In the following year, 1738/9, Henry Crabb’s brother Richard got married, at the church of St Mary at Hill in the City of London, to Frances Heames. Richard was said to be of the parish of All Hallows Barking and Frances of the parish of St Peter within the Tower of London. Richard and Frances would have two sons, Richard and Henry, to whom we shall return.
Henry Crabb Boulton senior, however, seems never to have married. In 1745, the year of the Jacobite uprising, he and Richard became the beneficiaries of another will, that of their second cousin, Richard Boulton the younger, who had retired to the manor of Perdiswell on the outskirts of Worcester. Both brothers benefited from the will, and Henry was appointed sole executor: a tribute, perhaps, to the skills he had developed managing the payroll of the East India Company. Once again, we learn that Henry’s and Richard’s mother Hester was still alive, and living now at Tower Hill, London.
Member of Parliament and Company Director
From the early 1750s onwards until his death, Henry Crabb Boulton enjoyed a number of spells as a director of the East India Company. Then, in about 1754, he was first elected as Member of Parliament for Worcester, another sign of the Boulton family’s longstanding connection to that part of the country. The History of Parliament Online includes the following information about Henry’s parliamentary career:
In Dupplin’s list of 1754 he was classed as ‘doubtful’; but on 24 Dec. 1755 Sandwich informed Newcastle that Boulton had ‘attended and voted in every question in support of the measures of Government’. In 1761 Boulton was re-elected at Worcester after a contest. Bute’s list of December 1761 classes him as a supporter of Newcastle, and he voted with the Opposition on the peace preliminaries, 9 and 10 Dec. 1762; and on Wilkes, 15 Nov. 1763, and general warrants, 15 and 18 Feb. 1764.
Originally a follower of Laurence Sulivan in East India Company politics, Boulton later attached himself to Clive, and went over to Administration with him; Jenkinson reported to Grenville on 20 Apr. 1764 that Clive had said Boulton might be depended on, though ‘a great rogue’. Harris notes that during the debate of 1 Mar. 1765 on the bill to regulate splitting East India Company votes, Boulton was ‘at the head of the government party’.

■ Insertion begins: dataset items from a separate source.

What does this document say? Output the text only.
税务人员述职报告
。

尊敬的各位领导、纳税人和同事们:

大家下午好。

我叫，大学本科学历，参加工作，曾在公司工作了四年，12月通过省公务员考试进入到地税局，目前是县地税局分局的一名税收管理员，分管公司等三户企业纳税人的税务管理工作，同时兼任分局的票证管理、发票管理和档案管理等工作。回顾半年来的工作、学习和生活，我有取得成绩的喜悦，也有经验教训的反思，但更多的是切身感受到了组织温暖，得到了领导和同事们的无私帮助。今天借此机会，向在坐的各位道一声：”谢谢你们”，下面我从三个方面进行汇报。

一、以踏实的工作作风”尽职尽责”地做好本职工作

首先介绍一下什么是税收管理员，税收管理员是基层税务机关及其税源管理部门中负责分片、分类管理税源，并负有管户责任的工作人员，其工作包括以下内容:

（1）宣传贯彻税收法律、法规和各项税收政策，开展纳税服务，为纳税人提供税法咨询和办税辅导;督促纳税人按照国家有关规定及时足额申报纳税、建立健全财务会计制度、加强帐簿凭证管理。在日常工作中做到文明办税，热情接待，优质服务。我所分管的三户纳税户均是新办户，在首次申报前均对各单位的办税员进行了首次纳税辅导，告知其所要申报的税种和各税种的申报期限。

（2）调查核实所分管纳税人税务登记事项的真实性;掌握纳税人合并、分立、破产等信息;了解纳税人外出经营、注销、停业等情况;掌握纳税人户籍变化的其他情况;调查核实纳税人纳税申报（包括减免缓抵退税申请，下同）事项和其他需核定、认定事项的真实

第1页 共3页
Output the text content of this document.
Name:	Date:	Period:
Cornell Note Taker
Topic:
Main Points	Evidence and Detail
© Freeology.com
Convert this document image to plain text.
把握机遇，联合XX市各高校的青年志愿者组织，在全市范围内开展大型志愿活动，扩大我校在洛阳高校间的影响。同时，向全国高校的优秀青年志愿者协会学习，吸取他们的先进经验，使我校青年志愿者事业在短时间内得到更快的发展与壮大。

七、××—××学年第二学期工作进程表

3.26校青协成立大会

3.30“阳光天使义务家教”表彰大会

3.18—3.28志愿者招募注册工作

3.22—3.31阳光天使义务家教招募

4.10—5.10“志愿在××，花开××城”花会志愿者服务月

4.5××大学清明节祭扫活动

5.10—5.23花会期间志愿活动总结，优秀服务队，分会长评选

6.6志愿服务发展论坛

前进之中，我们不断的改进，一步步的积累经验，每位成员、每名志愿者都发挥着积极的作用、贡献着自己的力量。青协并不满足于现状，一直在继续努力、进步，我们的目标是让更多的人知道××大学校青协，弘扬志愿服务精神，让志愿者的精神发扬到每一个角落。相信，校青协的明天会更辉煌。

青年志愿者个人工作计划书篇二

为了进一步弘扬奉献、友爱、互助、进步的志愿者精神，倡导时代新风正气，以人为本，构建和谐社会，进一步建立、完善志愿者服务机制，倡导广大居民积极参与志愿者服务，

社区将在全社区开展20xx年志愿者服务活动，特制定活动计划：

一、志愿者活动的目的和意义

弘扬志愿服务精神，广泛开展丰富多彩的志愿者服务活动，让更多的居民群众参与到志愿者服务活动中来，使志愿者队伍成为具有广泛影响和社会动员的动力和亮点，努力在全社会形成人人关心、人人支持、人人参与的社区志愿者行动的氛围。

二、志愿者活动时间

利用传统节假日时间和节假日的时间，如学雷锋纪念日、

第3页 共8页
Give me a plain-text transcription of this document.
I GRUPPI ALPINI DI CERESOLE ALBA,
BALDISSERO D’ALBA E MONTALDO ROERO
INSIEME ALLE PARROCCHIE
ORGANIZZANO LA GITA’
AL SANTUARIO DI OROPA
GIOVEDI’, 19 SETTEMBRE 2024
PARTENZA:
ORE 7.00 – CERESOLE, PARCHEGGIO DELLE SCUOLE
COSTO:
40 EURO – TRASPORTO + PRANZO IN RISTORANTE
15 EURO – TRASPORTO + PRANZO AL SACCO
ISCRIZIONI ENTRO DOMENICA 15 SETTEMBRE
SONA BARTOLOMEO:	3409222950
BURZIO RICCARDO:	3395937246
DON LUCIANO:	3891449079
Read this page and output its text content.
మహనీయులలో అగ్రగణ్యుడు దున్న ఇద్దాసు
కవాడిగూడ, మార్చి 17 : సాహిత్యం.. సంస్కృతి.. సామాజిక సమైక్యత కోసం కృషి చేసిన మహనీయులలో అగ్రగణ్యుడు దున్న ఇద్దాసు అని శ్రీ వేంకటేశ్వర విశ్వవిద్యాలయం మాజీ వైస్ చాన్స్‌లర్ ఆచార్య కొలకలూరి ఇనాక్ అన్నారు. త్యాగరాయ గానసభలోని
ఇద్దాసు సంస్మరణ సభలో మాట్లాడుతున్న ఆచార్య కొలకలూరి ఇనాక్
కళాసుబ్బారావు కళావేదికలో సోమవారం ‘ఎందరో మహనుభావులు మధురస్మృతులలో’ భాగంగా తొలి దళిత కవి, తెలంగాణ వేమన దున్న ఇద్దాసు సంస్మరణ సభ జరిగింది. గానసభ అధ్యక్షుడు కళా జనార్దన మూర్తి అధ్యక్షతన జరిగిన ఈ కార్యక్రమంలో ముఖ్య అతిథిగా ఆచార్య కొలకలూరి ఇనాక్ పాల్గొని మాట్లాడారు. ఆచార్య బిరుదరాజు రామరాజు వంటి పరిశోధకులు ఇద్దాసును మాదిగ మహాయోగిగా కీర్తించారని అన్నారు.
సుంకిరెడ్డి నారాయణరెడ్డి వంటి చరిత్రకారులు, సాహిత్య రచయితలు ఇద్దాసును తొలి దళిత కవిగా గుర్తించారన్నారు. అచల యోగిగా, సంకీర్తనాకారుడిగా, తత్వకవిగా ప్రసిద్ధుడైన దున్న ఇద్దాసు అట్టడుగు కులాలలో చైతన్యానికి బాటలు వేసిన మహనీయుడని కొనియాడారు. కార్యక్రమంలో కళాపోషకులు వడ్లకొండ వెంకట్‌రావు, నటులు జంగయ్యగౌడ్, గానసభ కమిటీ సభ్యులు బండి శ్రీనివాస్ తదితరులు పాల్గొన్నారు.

In Rockingham’s list of July 1765 Boulton was classed as ‘pro’, and in that of November 1766 as ‘Whig’. When, on 9 Dec. 1766 Beckford moved for an inquiry into East India Company affairs, Boulton voted for the motion, and though he ‘said much against it, owned that the Company could not govern their servants, nor could Clive go on without the interposition of Government’.
No other votes by him are reported in this Parliament, but he spoke several times on East India affairs, and on 1 May 1767 when Beckford was again to move for an inquiry, Boulton, on behalf of the Company, informed the House that there ‘was now a prospect of accommodation with the ministry’. In Townshend’s list of January 1767 he was classed as ‘doubtful’, and in Newcastle’s of 2 Mar. as ‘doubtful or absent’. In 1768 Boulton was returned unopposed for Worcester.
For various periods in the 1760s, Henry Crabb Boulton served as chairman of the East India Company, the organisation that he had joined as a humble clerk in the pay office forty years earlier.
London and Leatherhead
From about 1755, Henry Crabb Boulton’s name appears in directories as a merchant living in Crosby Square, Bishopsgate, in London. His brother Richard also seems to have lived in the same area. In 1763, Henry became the owner of Thorncroft manor in Leatherhead, Surrey, where he lived for the next ten years until his death. Apparently, the manor at Thorncroft had belonged originally to Sir Richard Dalton, but after taking possession in 1763 Henry Crabb Boulton commissioned Sir Robert Taylor to build a new house on the site of the old. The date of construction has been given as 1772 with further enlargements in 1800. The house apparently remains much the same today, though with some modern additions.